Cat Talk About Relationships

comic about cat talk about relationships

Cat Talk About Relationships

I have to admit that I have never owned a cat. Not that there's anything wrong with living with a pet of the feline persuasion if that's the particular road you've chosen to go down. The problem I have is that all of the real life cats that I've come across never match up to cartoon cats of my acquaintance. One of the most annoying, if not outright nasty, features of a real cat is the litter box. I know it's supposed to be a positive thing that the cat goes to the bathroom in the house and you don't have to take him out to the yard or on a walk to do his business. But the reality is that the litter box is gross. Period. There are lumps of sand-covered shit in your house. Period. Have you ever seen a cartoon cat use a litterbox? I haven't. They have more class than that. And I don't want a cat that ignores me ninety per cent of the time. I want a cat that's always hanging around me, always ready with the sarcastic comeback or the hilarious wisecrack. I would gladly make pan after pan of lasagna for a cat like that. Or a cat that has a real purpose in life.

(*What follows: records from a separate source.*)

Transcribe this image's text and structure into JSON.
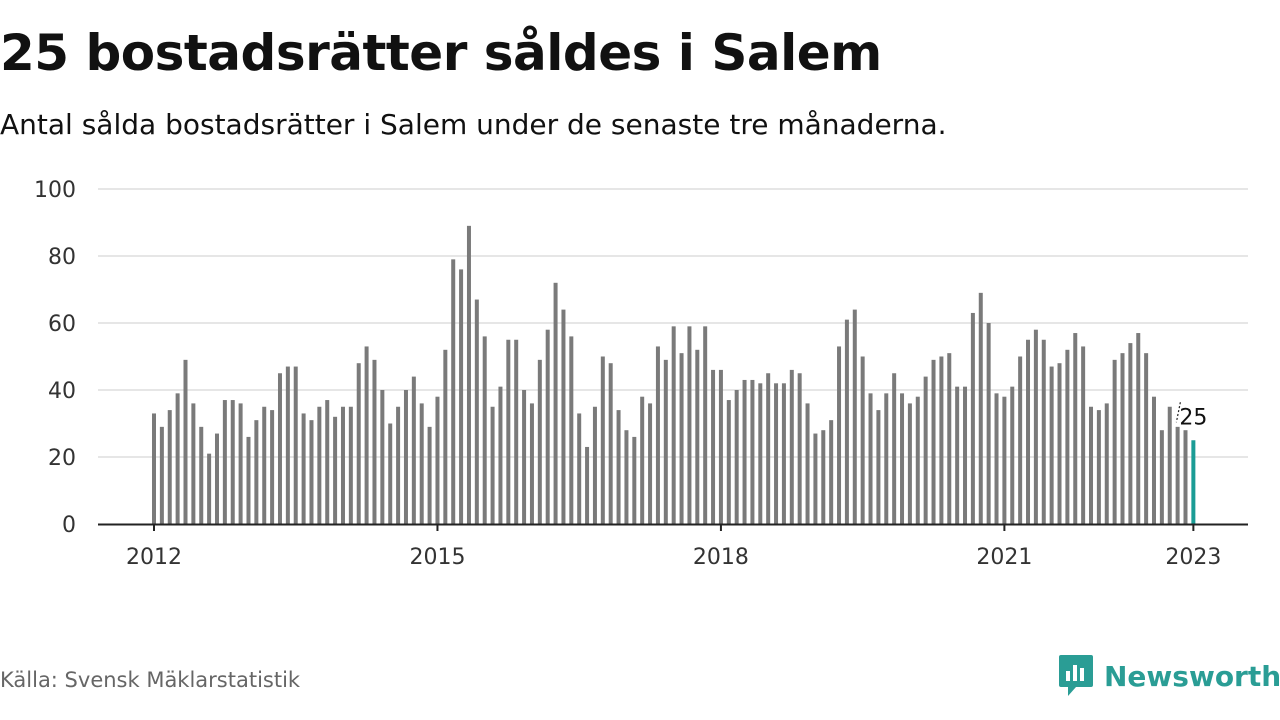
{
  "title": "25 bostadsrätter såldes i Salem",
  "subtitle": "Antal sålda bostadsrätter i Salem under de senaste tre månaderna.",
  "source": "Källa: Svensk Mäklarstatistik",
  "brand": {
    "name": "Newsworthy",
    "icon": "newsworthy-logo-icon",
    "color": "#2a9d95"
  },
  "colors": {
    "bar": "#7a7a7a",
    "highlight": "#1a9c95",
    "grid": "#dddddd",
    "axis": "#222222"
  },
  "chart_data": {
    "type": "bar",
    "x_start": "2012-01",
    "interval": "month",
    "x_ticks": [
      "2012",
      "2015",
      "2018",
      "2021",
      "2023"
    ],
    "y_ticks": [
      "0",
      "20",
      "40",
      "60",
      "80",
      "100"
    ],
    "ylim": [
      0,
      100
    ],
    "grid": true,
    "values": [
      33,
      29,
      34,
      39,
      49,
      36,
      29,
      21,
      27,
      37,
      37,
      36,
      26,
      31,
      35,
      34,
      45,
      47,
      47,
      33,
      31,
      35,
      37,
      32,
      35,
      35,
      48,
      53,
      49,
      40,
      30,
      35,
      40,
      44,
      36,
      29,
      38,
      52,
      79,
      76,
      89,
      67,
      56,
      35,
      41,
      55,
      55,
      40,
      36,
      49,
      58,
      72,
      64,
      56,
      33,
      23,
      35,
      50,
      48,
      34,
      28,
      26,
      38,
      36,
      53,
      49,
      59,
      51,
      59,
      52,
      59,
      46,
      46,
      37,
      40,
      43,
      43,
      42,
      45,
      42,
      42,
      46,
      45,
      36,
      27,
      28,
      31,
      53,
      61,
      64,
      50,
      39,
      34,
      39,
      45,
      39,
      36,
      38,
      44,
      49,
      50,
      51,
      41,
      41,
      63,
      69,
      60,
      39,
      38,
      41,
      50,
      55,
      58,
      55,
      47,
      48,
      52,
      57,
      53,
      35,
      34,
      36,
      49,
      51,
      54,
      57,
      51,
      38,
      28,
      35,
      29,
      28,
      25
    ],
    "highlight_last": true,
    "data_label": "25"
  }
}
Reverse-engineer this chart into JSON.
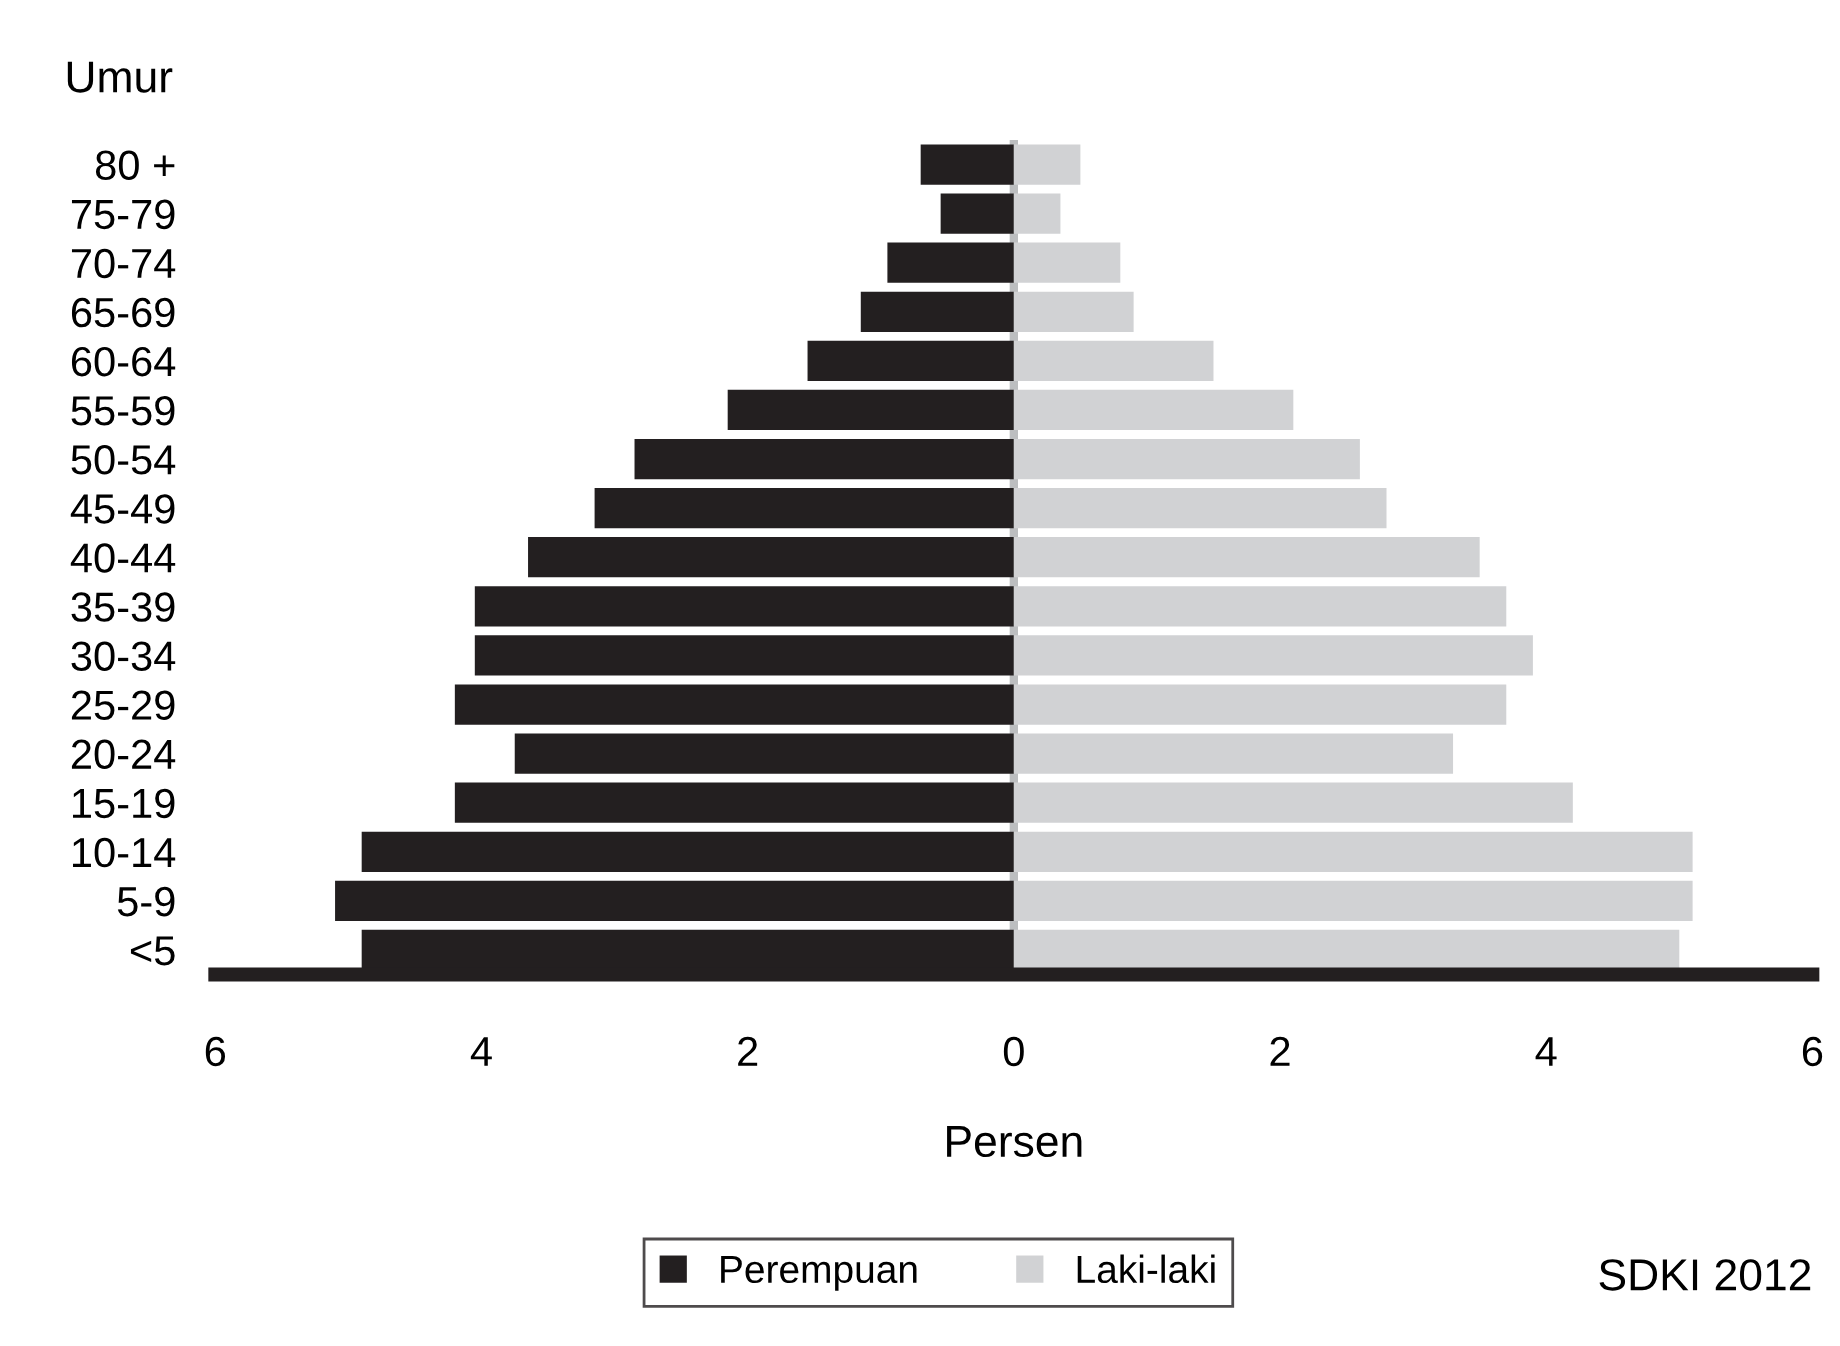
{
  "chart_data": {
    "type": "bar",
    "orientation": "horizontal",
    "ylabel": "Umur",
    "xlabel": "Persen",
    "categories": [
      "80 +",
      "75-79",
      "70-74",
      "65-69",
      "60-64",
      "55-59",
      "50-54",
      "45-49",
      "40-44",
      "35-39",
      "30-34",
      "25-29",
      "20-24",
      "15-19",
      "10-14",
      "5-9",
      "<5"
    ],
    "series": [
      {
        "name": "Perempuan",
        "color": "#231f20",
        "values": [
          -0.7,
          -0.55,
          -0.95,
          -1.15,
          -1.55,
          -2.15,
          -2.85,
          -3.15,
          -3.65,
          -4.05,
          -4.05,
          -4.2,
          -3.75,
          -4.2,
          -4.9,
          -5.1,
          -4.9
        ]
      },
      {
        "name": "Laki-laki",
        "color": "#d1d2d4",
        "values": [
          0.5,
          0.35,
          0.8,
          0.9,
          1.5,
          2.1,
          2.6,
          2.8,
          3.5,
          3.7,
          3.9,
          3.7,
          3.3,
          4.2,
          5.1,
          5.1,
          5.0
        ]
      }
    ],
    "xlim": [
      -6,
      6
    ],
    "xticks": [
      {
        "value": -6,
        "label": "6"
      },
      {
        "value": -4,
        "label": "4"
      },
      {
        "value": -2,
        "label": "2"
      },
      0,
      2,
      4,
      6
    ],
    "stacked": true,
    "legend": "bottom",
    "grid": false,
    "ref_lines": [
      {
        "axis": "x",
        "value": 0,
        "label": null,
        "color": "#bcbec0"
      }
    ],
    "annotations": [
      "SDKI 2012"
    ]
  }
}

A cat that's totally obsessed with catching and eating a particularly annoying bird. All the cats that my friends and relatives have show no such initiative or dedication to a goal in life. From what I've observed, their lives are basically devoid of purpose. You're better off having a stuffed animal for a pet. They're not going to leave hair balls all over the place, and you can hug them as much as you want and not have to worry about them scratching your eyes out or giving you a bite that puts who-knows-what into your blood stream. Sorry, kitties, but I only have one life, not nine. Now if you'll excuse me, there's a very talented brethren of yours singing on a fence somewhere. I think I'll go catch his act one more time.